City Manager Robbie Rokovitz said, “The city, state, and federal governments spent $1.6 million dollars to make our downtown historic district one of the most splendid and pedestrian friendly urban environments in America. We intend to celebrate the completion of this project and we want the whole city to come out and have a great time.”

In 2003, the City of Cedartown contracted with the architectural firm Jordan Jones, and Goulding, Inc. to develop a master plan for the downtown commercial district. From that initiative, a Transportation Enhancement Grant was submitted and approved in 2004.

However, delays were experienced during the process of survey, design, and local government approval.

Former Interim City Manager Tommy Engram found the project in limbo in 2008.

“It took a team effort from the City Commission and a lot of outside help to get the project funded,” Engram said. “Commissioner Larry Odom and Judge Dan Winn went to Atlanta and met with the Georgia DOT to lobby for releasing funds."

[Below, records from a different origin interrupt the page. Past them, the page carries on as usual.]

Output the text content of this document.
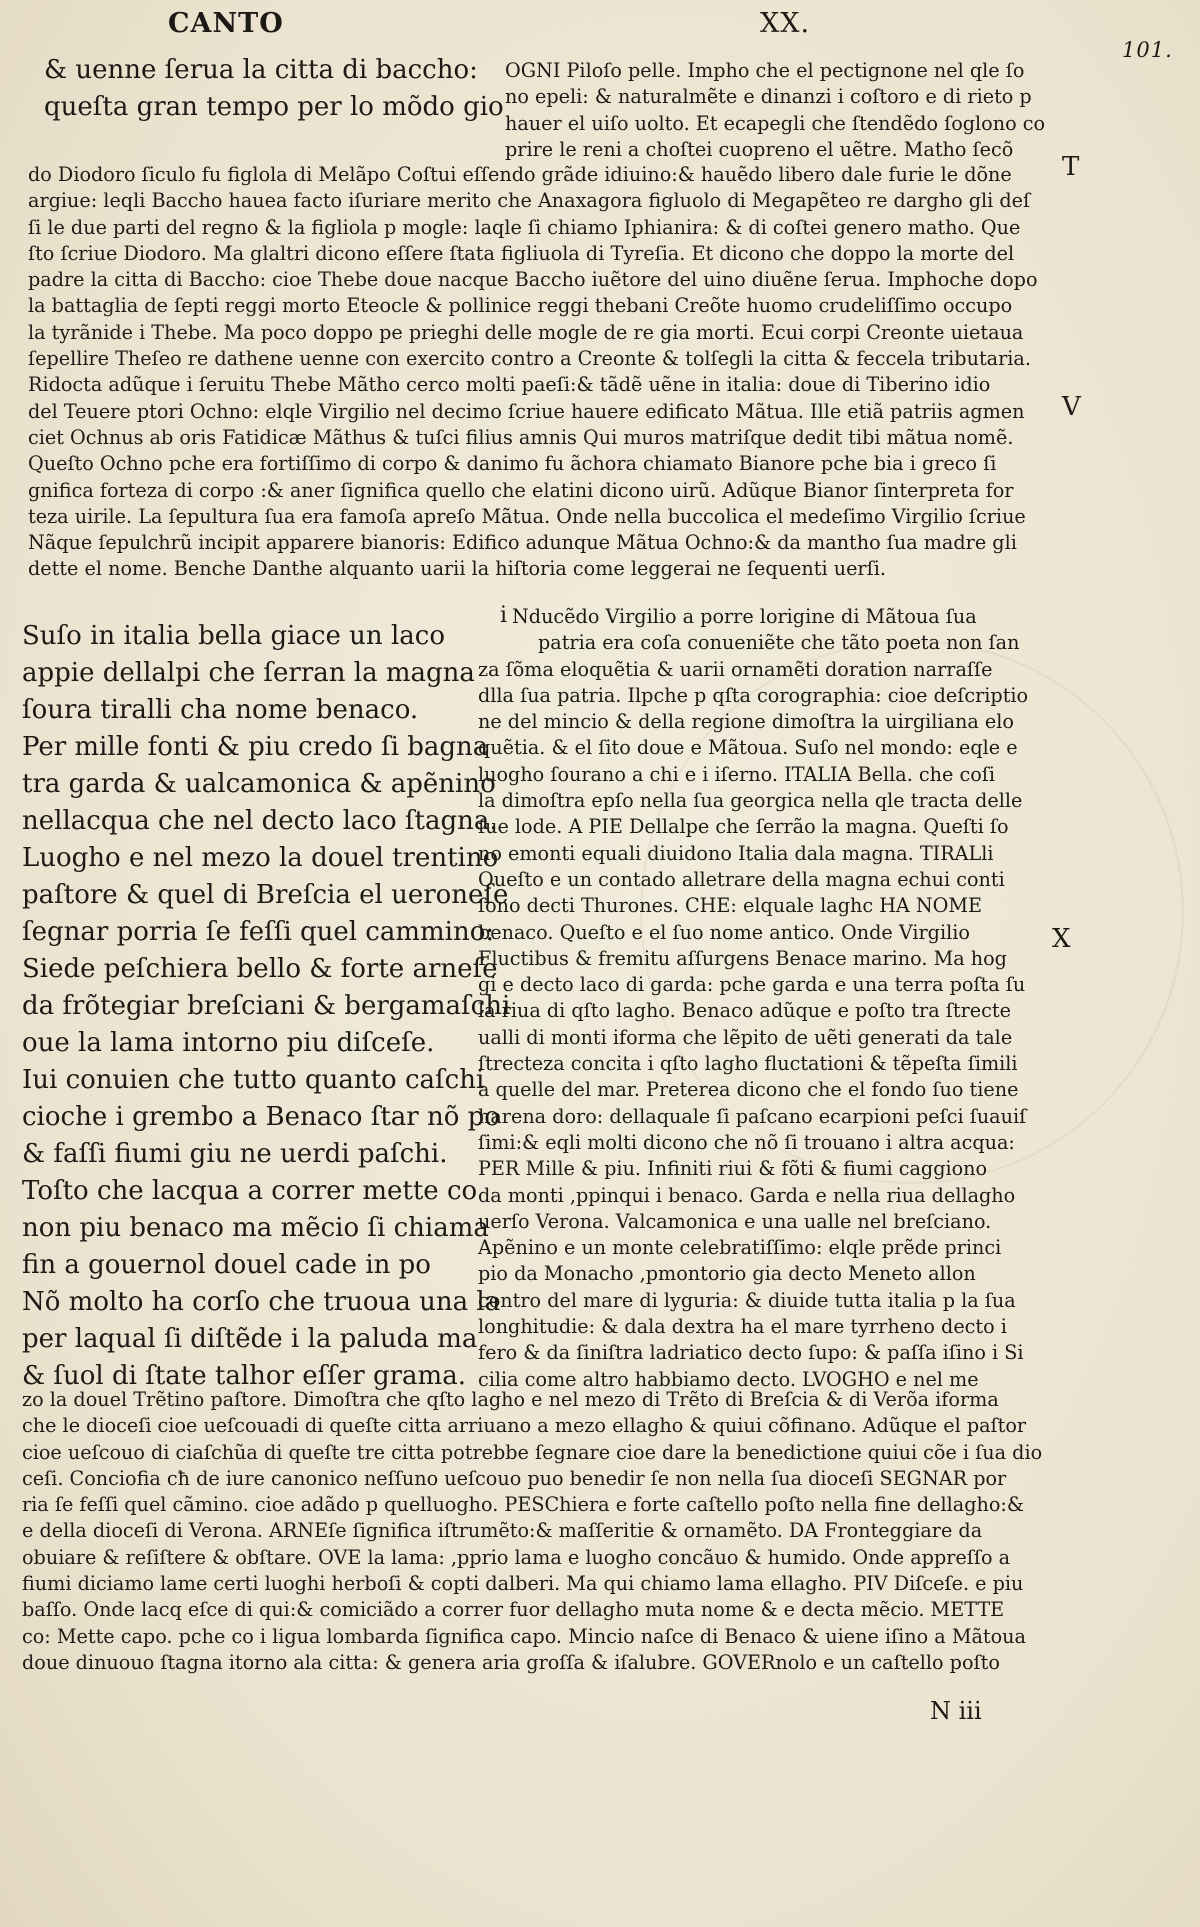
CANTO	XX.
101.
& uenne ſerua la citta di baccho:
queſta gran tempo per lo mõdo gio
OGNI Piloſo pelle. Impho che el pectignone nel qle ſo
no epeli: & naturalmẽte e dinanzi i coſtoro e di rieto p
hauer el uiſo uolto. Et ecapegli che ſtendẽdo ſoglono co
prire le reni a choſtei cuopreno el uẽtre. Matho ſecõ
do Diodoro ſiculo fu figlola di Melãpo Coſtui eſſendo grãde idiuino:& hauẽdo libero dale furie le dõne
argiue: leqli Baccho hauea facto iſuriare merito che Anaxagora figluolo di Megapẽteo re dargho gli deſ
ſi le due parti del regno & la figliola p mogle: laqle ſi chiamo Iphianira: & di coſtei genero matho. Que
ſto ſcriue Diodoro. Ma glaltri dicono eſſere ſtata figliuola di Tyreſia. Et dicono che doppo la morte del
padre la citta di Baccho: cioe Thebe doue nacque Baccho iuẽtore del uino diuẽne ſerua. Imphoche dopo
la battaglia de ſepti reggi morto Eteocle & pollinice reggi thebani Creõte huomo crudeliſſimo occupo
la tyrãnide i Thebe. Ma poco doppo pe prieghi delle mogle de re gia morti. Ecui corpi Creonte uietaua
ſepellire Theſeo re dathene uenne con exercito contro a Creonte & tolſegli la citta & feccela tributaria.
Ridocta adũque i ſeruitu Thebe Mãtho cerco molti paeſi:& tãdẽ uẽne in italia: doue di Tiberino idio
del Teuere ptori Ochno: elqle Virgilio nel decimo ſcriue hauere edificato Mãtua. Ille etiã patriis agmen
ciet Ochnus ab oris Fatidicæ Mãthus & tuſci filius amnis Qui muros matriſque dedit tibi mãtua nomẽ.
Queſto Ochno pche era fortiſſimo di corpo & danimo fu ãchora chiamato Bianore pche bia i greco ſi
gnifica forteza di corpo :& aner ſignifica quello che elatini dicono uirũ. Adũque Bianor ſinterpreta for
teza uirile. La ſepultura ſua era famoſa apreſo Mãtua. Onde nella buccolica el medeſimo Virgilio ſcriue
Nãque ſepulchrũ incipit apparere bianoris: Edifico adunque Mãtua Ochno:& da mantho ſua madre gli
dette el nome. Benche Danthe alquanto uarii la hiſtoria come leggerai ne ſequenti uerſi.
Suſo in italia bella giace un laco
appie dellalpi che ſerran la magna
ſoura tiralli cha nome benaco.
Per mille fonti & piu credo ſi bagna
tra garda & ualcamonica & apẽnino
nellacqua che nel decto laco ſtagna.
Luogho e nel mezo la douel trentino
paſtore & quel di Breſcia el ueroneſe
ſegnar porria ſe feſſi quel cammino:
Siede peſchiera bello & forte arneſe
da frõtegiar breſciani & bergamaſchi
oue la lama intorno piu diſceſe.
Iui conuien che tutto quanto caſchi
cioche i grembo a Benaco ſtar nõ po
& faſſi fiumi giu ne uerdi paſchi.
Toſto che lacqua a correr mette co
non piu benaco ma mẽcio ſi chiama
fin a gouernol douel cade in po
Nõ molto ha corſo che truoua una la
per laqual ſi diſtẽde i la paluda ma
& ſuol di ſtate talhor eſſer grama.
i Nducẽdo Virgilio a porre lorigine di Mãtoua ſua
patria era coſa conueniẽte che tãto poeta non ſan
za ſõma eloquẽtia & uarii ornamẽti doration narraſſe
dlla ſua patria. Ilpche p qſta corographia: cioe deſcriptio
ne del mincio & della regione dimoſtra la uirgiliana elo
quẽtia. & el ſito doue e Mãtoua. Suſo nel mondo: eqle e
luogho ſourano a chi e i iſerno. ITALIA Bella. che coſi
la dimoſtra epſo nella ſua georgica nella qle tracta delle
ſue lode. A PIE Dellalpe che ſerrão la magna. Queſti ſo
no emonti equali diuidono Italia dala magna. TIRALli
Queſto e un contado alletrare della magna echui conti
ſono decti Thurones. CHE: elquale laghc HA NOME
benaco. Queſto e el ſuo nome antico. Onde Virgilio
Fluctibus & fremitu aſſurgens Benace marino. Ma hog
gi e decto laco di garda: pche garda e una terra poſta ſu
la riua di qſto lagho. Benaco adũque e poſto tra ſtrecte
ualli di monti iforma che lẽpito de uẽti generati da tale
ſtrecteza concita i qſto lagho fluctationi & tẽpeſta ſimili
a quelle del mar. Preterea dicono che el fondo ſuo tiene
harena doro: dellaquale ſi paſcano ecarpioni peſci ſuauiſ
ſimi:& eqli molti dicono che nõ ſi trouano i altra acqua:
PER Mille & piu. Infiniti riui & fõti & fiumi caggiono
da monti ,ppinqui i benaco. Garda e nella riua dellagho
uerſo Verona. Valcamonica e una ualle nel breſciano.
Apẽnino e un monte celebratiſſimo: elqle prẽde princi
pio da Monacho ,pmontorio gia decto Meneto allon
contro del mare di lyguria: & diuide tutta italia p la ſua
longhitudie: & dala dextra ha el mare tyrrheno decto i
fero & da ſiniſtra ladriatico decto ſupo: & paſſa iſino i Si
cilia come altro habbiamo decto. LVOGHO e nel me
zo la douel Trẽtino paſtore. Dimoſtra che qſto lagho e nel mezo di Trẽto di Breſcia & di Verõa iforma
che le dioceſi cioe ueſcouadi di queſte citta arriuano a mezo ellagho & quiui cõfinano. Adũque el paſtor
cioe ueſcouo di ciaſchũa di queſte tre citta potrebbe ſegnare cioe dare la benedictione quiui cõe i ſua dio
ceſi. Conciofia cħ de iure canonico neſſuno ueſcouo puo benedir ſe non nella ſua dioceſi SEGNAR por
ria ſe feſſi quel cãmino. cioe adãdo p quelluogho. PESChiera e forte caſtello poſto nella fine dellagho:&
e della dioceſi di Verona. ARNEſe ſignifica iſtrumẽto:& maſſeritie & ornamẽto. DA Fronteggiare da
obuiare & reſiſtere & obſtare. OVE la lama: ,pprio lama e luogho concãuo & humido. Onde appreſſo a
fiumi diciamo lame certi luoghi herboſi & copti dalberi. Ma qui chiamo lama ellagho. PIV Diſceſe. e piu
baſſo. Onde lacq eſce di qui:& comiciãdo a correr fuor dellagho muta nome & e decta mẽcio. METTE
co: Mette capo. pche co i ligua lombarda ſignifica capo. Mincio naſce di Benaco & uiene iſino a Mãtoua
doue dinuouo ſtagna itorno ala citta: & genera aria groſſa & iſalubre. GOVERnolo e un caſtello poſto
T
V
X
N iii
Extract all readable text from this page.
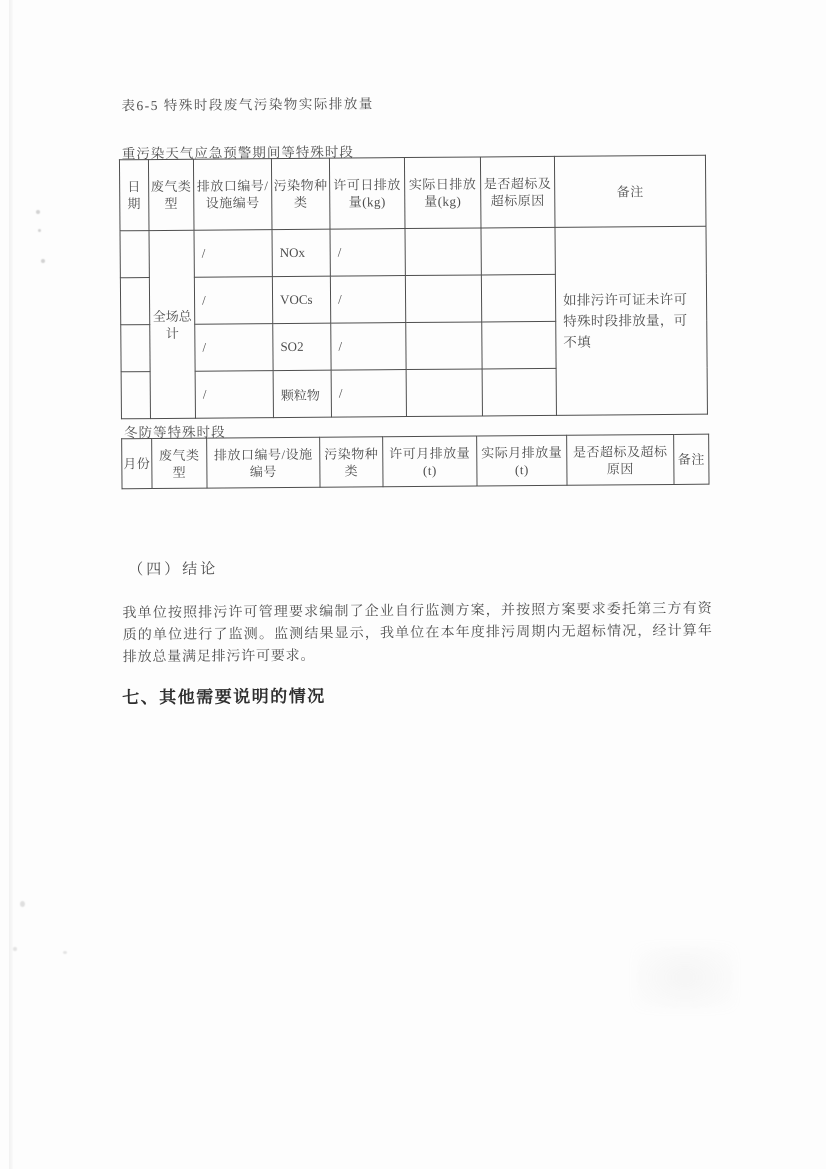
表6-5 特殊时段废气污染物实际排放量
重污染天气应急预警期间等特殊时段
日期	废气类型	排放口编号/设施编号	污染物种类	许可日排放量(kg)	实际日排放量(kg)	是否超标及超标原因	备注
	全场总计	/	NOx	/			如排污许可证未许可特殊时段排放量，可不填
		/	VOCs	/			
		/	SO2	/			
		/	颗粒物	/			
冬防等特殊时段
月份	废气类型	排放口编号/设施编号	污染物种类	许可月排放量(t)	实际月排放量(t)	是否超标及超标原因	备注
（四）结论
我单位按照排污许可管理要求编制了企业自行监测方案，并按照方案要求委托第三方有资质的单位进行了监测。监测结果显示，我单位在本年度排污周期内无超标情况，经计算年排放总量满足排污许可要求。
七、其他需要说明的情况
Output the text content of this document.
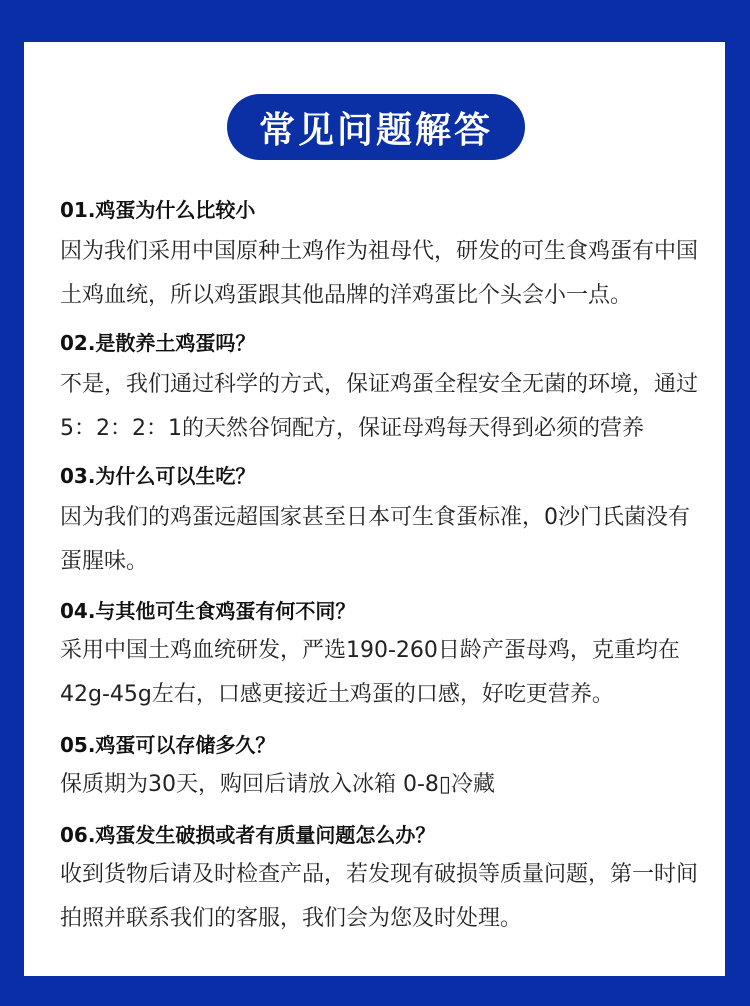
常见问题解答
01.鸡蛋为什么比较小
因为我们采用中国原种土鸡作为祖母代，研发的可生食鸡蛋有中国土鸡血统，所以鸡蛋跟其他品牌的洋鸡蛋比个头会小一点。
02.是散养土鸡蛋吗？
不是，我们通过科学的方式，保证鸡蛋全程安全无菌的环境，通过5：2：2：1的天然谷饲配方，保证母鸡每天得到必须的营养
03.为什么可以生吃？
因为我们的鸡蛋远超国家甚至日本可生食蛋标准，0沙门氏菌没有蛋腥味。
04.与其他可生食鸡蛋有何不同？
采用中国土鸡血统研发，严选190-260日龄产蛋母鸡，克重均在42g-45g左右，口感更接近土鸡蛋的口感，好吃更营养。
05.鸡蛋可以存储多久？
保质期为30天，购回后请放入冰箱 0-8▯冷藏
06.鸡蛋发生破损或者有质量问题怎么办？
收到货物后请及时检查产品，若发现有破损等质量问题，第一时间拍照并联系我们的客服，我们会为您及时处理。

Engram said when the funds were secured, they found the approved level would be insufficient for the entire project due to inflation experienced during the long delays.

He stated the project was broken up into three phases to work around the shortfall.

Commissioner Scott Tillery secured the assistance of Congressman Phil Gingery to get federal recovery funding for Phase 2," Engram said. "Then, the city had to resubmit the TE grant for Phase 3 because the project had lingered too long,”

It takes just about as much effort and teamwork to fund a project as it does to build it, Engram said.